J Pain. 2002 Oct;3(5):377-84.Click here to read Links
Hypogonadism in men consuming sustained-action oral opioids.
Department of Family Practice, University of California Davis Medical School, USA. HWDaniell@aol.com
Naturally occurring opiates (endorphins) diminish testosterone levels by inhibiting both hypothalamic gonadotrophin releasing hormone production and testicular testosterone synthesis. Heroin addicts treated with a single daily dose of methadone and nonaddicts receiving continuous intrathecal opioids quickly develop low luteinizing hormone and total testosterone levels. A similar pattern was sought in men consuming commonly prescribed oral opioids. Free testosterone (FT), total testosterone (TT), estradiol (E(2)), dihydrotestosterone (DHT), luteinizing hormone (LH), and follicle-stimulating hormone (FSH) were measured in 54 community-dwelling outpatient men consuming oral sustained-action dosage forms of opioids several times daily for control of nonmalignant pain. Hormone levels were related to the opioid consumed, dosage and dosage form, nonopioid medication use, and several personal characteristics and were compared with the hormone analyses of 27 similar men consuming no opioids. Hormone levels averaged much lower in opioid users than in control subjects in a dose-related pattern (P < .0001 for all comparisons). FT, TT, and E(2) levels were subnormal in 56%, 74%, and 74%, respectively, of opioid consumers. Forty-eight men (89%) exhibited subnormal levels of either FT or E(2). Either TT or E(2) level was subnormal in all 28 men consuming the equivalent of 100 mg of methadone daily and in 19 of 26 (73%) consuming smaller opioid doses. Eighty-seven percent (39 of 45) of opioid-ingesting men who reported normal erectile function before opioid use reported severe erectile dysfunction or diminished libido after beginning their opioid therapy.

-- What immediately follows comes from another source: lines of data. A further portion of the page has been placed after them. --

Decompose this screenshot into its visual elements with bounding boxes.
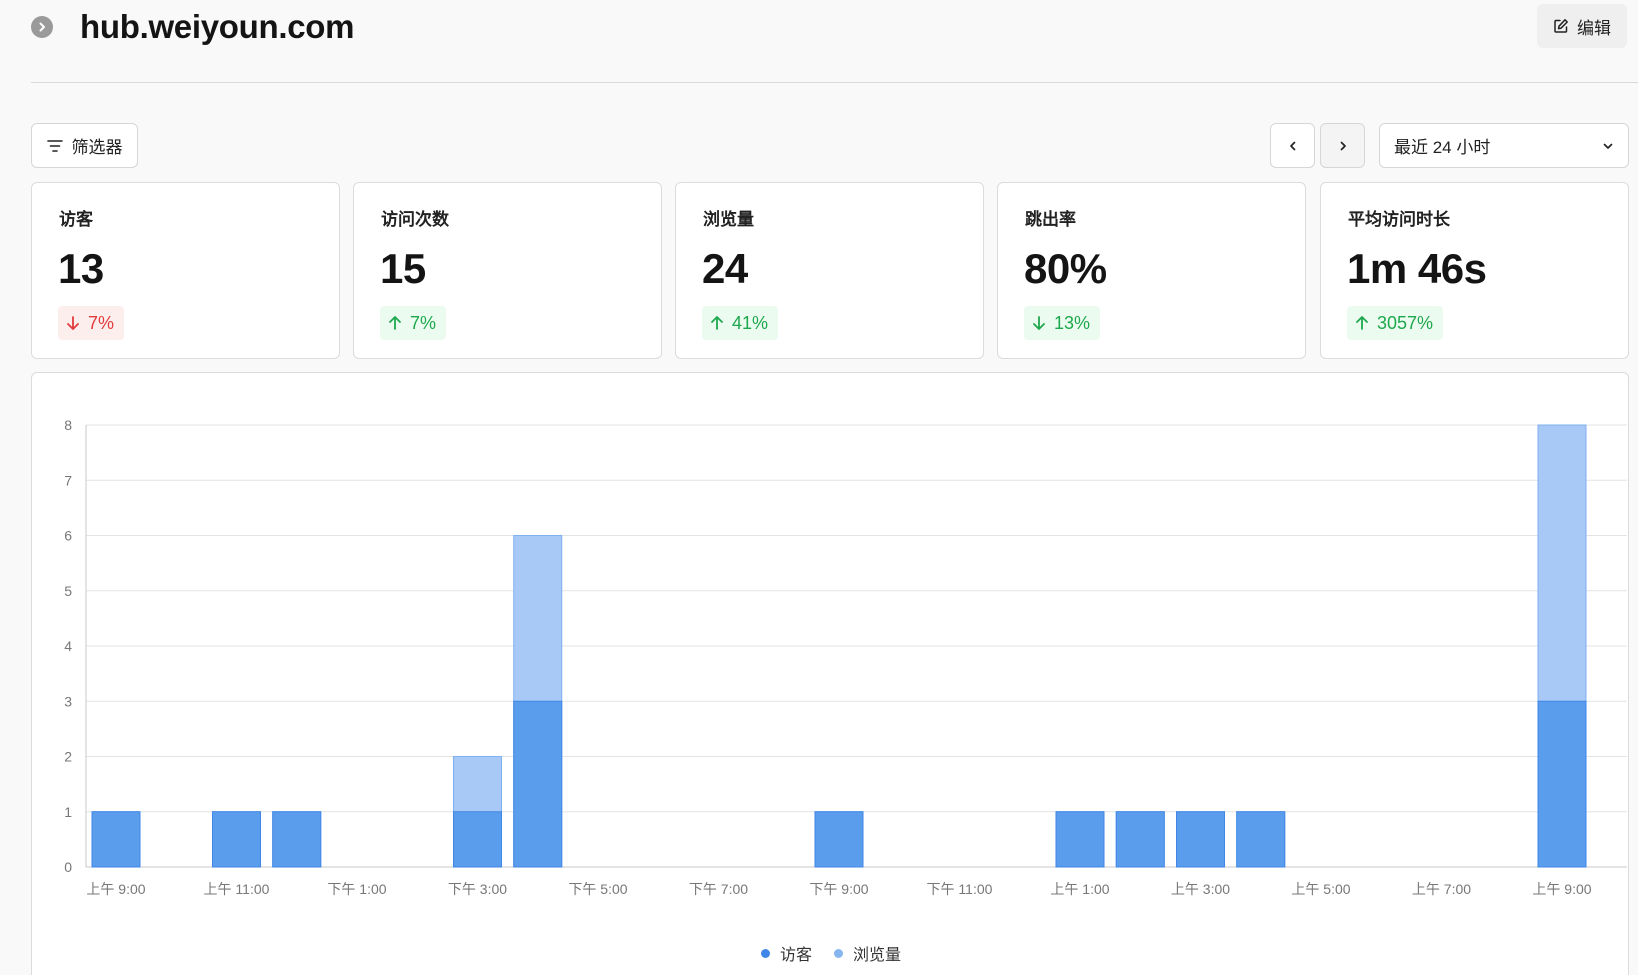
x-tick-label: 上午 9:00 <box>1532 881 1591 897</box>
x-tick-label: 下午 5:00 <box>568 881 627 897</box>
x-tick-label: 上午 1:00 <box>1050 881 1109 897</box>
edit-icon <box>1554 19 1568 33</box>
metric-change-value: 7% <box>88 312 115 333</box>
metric-change-badge: 3057% <box>1347 306 1444 340</box>
metric-value: 1m 46s <box>1347 245 1487 292</box>
chevron-right-icon <box>39 22 45 32</box>
bar-visitors <box>91 811 141 868</box>
bar-visitors <box>1055 811 1105 868</box>
metric-label: 访问次数 <box>381 210 449 229</box>
bar-visitors <box>513 700 563 868</box>
header-divider <box>31 82 1638 83</box>
x-tick-label: 下午 3:00 <box>448 881 507 897</box>
legend-item-pageviews[interactable]: 浏览量 <box>834 941 901 965</box>
date-range-select[interactable]: 最近 24 小时 <box>1379 123 1629 168</box>
metric-change-value: 41% <box>732 312 769 333</box>
arrow-up-icon <box>711 316 723 330</box>
y-tick-label: 1 <box>64 804 72 820</box>
legend-swatch <box>760 948 770 958</box>
metric-card-visitors[interactable]: 访客 13 7% <box>31 182 340 359</box>
x-tick-label: 下午 1:00 <box>327 881 386 897</box>
metric-card-pageviews[interactable]: 浏览量 24 41% <box>675 182 984 359</box>
metric-label: 跳出率 <box>1025 210 1076 229</box>
y-tick-label: 5 <box>64 583 72 599</box>
chart-card: 0 1 2 3 4 5 6 7 8 上午 9:00 上午 11:00 下午 1:00 下午 3:00 下午… <box>31 372 1629 975</box>
next-period-button[interactable] <box>1320 123 1365 168</box>
y-tick-label: 0 <box>64 859 72 875</box>
x-tick-label: 下午 11:00 <box>927 881 993 897</box>
filter-icon <box>46 139 63 152</box>
chart-legend: 访客 浏览量 <box>32 941 1630 965</box>
filter-button[interactable]: 筛选器 <box>31 123 138 168</box>
collapse-toggle-button[interactable] <box>31 16 53 38</box>
metric-change-badge: 41% <box>702 306 779 340</box>
previous-period-button[interactable] <box>1270 123 1315 168</box>
metric-value: 15 <box>380 245 426 292</box>
metric-label: 访客 <box>59 210 93 229</box>
x-tick-label: 上午 3:00 <box>1171 881 1230 897</box>
traffic-chart: 0 1 2 3 4 5 6 7 8 上午 9:00 上午 11:00 下午 1:00 下午 3:00 下午… <box>64 417 1627 897</box>
arrow-up-icon <box>389 316 401 330</box>
edit-button-label: 编辑 <box>1577 18 1611 38</box>
y-tick-label: 3 <box>64 693 72 709</box>
metric-card-visits[interactable]: 访问次数 15 7% <box>353 182 662 359</box>
date-range-value: 最近 24 小时 <box>1394 138 1491 157</box>
legend-label: 访客 <box>779 947 812 964</box>
arrow-up-icon <box>1356 316 1368 330</box>
chevron-right-icon <box>1340 141 1346 150</box>
page-title: hub.weiyoun.com <box>80 8 355 45</box>
metric-change-badge: 7% <box>58 306 125 340</box>
bar-visitors <box>1115 811 1165 868</box>
page-header: hub.weiyoun.com 编辑 <box>0 0 1638 84</box>
y-tick-label: 4 <box>64 638 72 654</box>
chevron-down-icon <box>1603 143 1613 149</box>
metric-label: 浏览量 <box>703 210 754 229</box>
metric-label: 平均访问时长 <box>1348 210 1450 229</box>
metric-change-badge: 13% <box>1024 306 1101 340</box>
metric-change-value: 3057% <box>1377 312 1434 333</box>
metric-card-bounce-rate[interactable]: 跳出率 80% 13% <box>997 182 1306 359</box>
y-tick-label: 7 <box>64 472 72 488</box>
chevron-left-icon <box>1289 141 1295 150</box>
y-tick-label: 8 <box>64 417 72 433</box>
metric-change-badge: 7% <box>380 306 447 340</box>
arrow-down-icon <box>1033 316 1045 330</box>
arrow-down-icon <box>67 316 79 330</box>
bar-visitors <box>212 811 261 868</box>
legend-label: 浏览量 <box>853 947 902 964</box>
bar-visitors <box>453 811 502 868</box>
bar-visitors <box>1537 700 1587 868</box>
bar-visitors <box>814 811 864 868</box>
x-tick-label: 下午 9:00 <box>809 881 868 897</box>
bar-visitors <box>1176 811 1225 868</box>
metric-change-value: 13% <box>1054 312 1091 333</box>
legend-swatch <box>834 948 843 958</box>
metric-change-value: 7% <box>410 312 437 333</box>
x-tick-label: 上午 9:00 <box>86 881 145 897</box>
x-tick-label: 上午 11:00 <box>204 881 270 897</box>
legend-item-visitors[interactable]: 访客 <box>760 941 812 965</box>
metric-value: 80% <box>1024 245 1107 292</box>
metric-value: 13 <box>58 245 104 292</box>
edit-button[interactable]: 编辑 <box>1537 4 1627 48</box>
x-tick-label: 上午 5:00 <box>1291 881 1350 897</box>
x-tick-label: 下午 7:00 <box>689 881 748 897</box>
bar-visitors <box>272 811 322 868</box>
bar-visitors <box>1236 811 1286 868</box>
y-tick-label: 2 <box>64 749 72 765</box>
metric-value: 24 <box>702 245 748 292</box>
filter-button-label: 筛选器 <box>71 138 123 157</box>
x-tick-label: 上午 7:00 <box>1412 881 1471 897</box>
y-tick-label: 6 <box>64 528 72 544</box>
metric-card-avg-visit-duration[interactable]: 平均访问时长 1m 46s 3057% <box>1320 182 1629 359</box>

Commonly prescribed opioids in sustained-action dosage forms usually produce subnormal sex hormone levels, which may contribute to a diminished quality of life for many patients with painful chronic illness.
Endocr Pract. 1996 Jan-Feb;2(1):4-7.Click here to read Links
Hypogonadism and methadone: Hypothalamic hypogonadism after long-term use of high-dose methadone.
de la Rosa RE, Hennessey JV.
Brown University School of Medicine and Division of Endocrinology, Rhode Island Hospital, Providence, Rhode Island 02903, USA.
OBJECTIVE: To assess the relationship between hypogonadism and long-term administration of high-dose methadone. METHODS: We present a case of a 47-year-old man with a history of heroin use and treatment with high doses of methadone (130 mg/day), who complained of gynecomastia and impotence. Baseline levels of serum luteinizing hormone (LH), serum follicle-stimulating hormone (FSH), plasma testosterone, and prolactin were determined, and then the response of gonadotropin levels to stimulation with gonadotropin-releasing hormone (GnRH) was examined at 30, 60, 90, 120, and 180 minutes. RESULTS: Basal values of testosterone, LH, and FSH were below normal levels, whereas prolactin was normal. After administration of GnRH, the patient had a suboptimal increase in LH levels and lack of a response of FSH. When the daily dose of methadone was decreased to 40 mg, the patient's libido returned, and LH, FSH, and testosterone levels increased. CONCLUSION: These findings could indicate the presence of (1) a direct effect of methadone on the hypothalamus that leads to an alteration in normal gonadotropin pulse patterns, or (2) a selective effect of methadone on the anterior pituitary that alters its response to GnRH, with either mechanism leading to a reversible, dose-related depression of testosterone levels.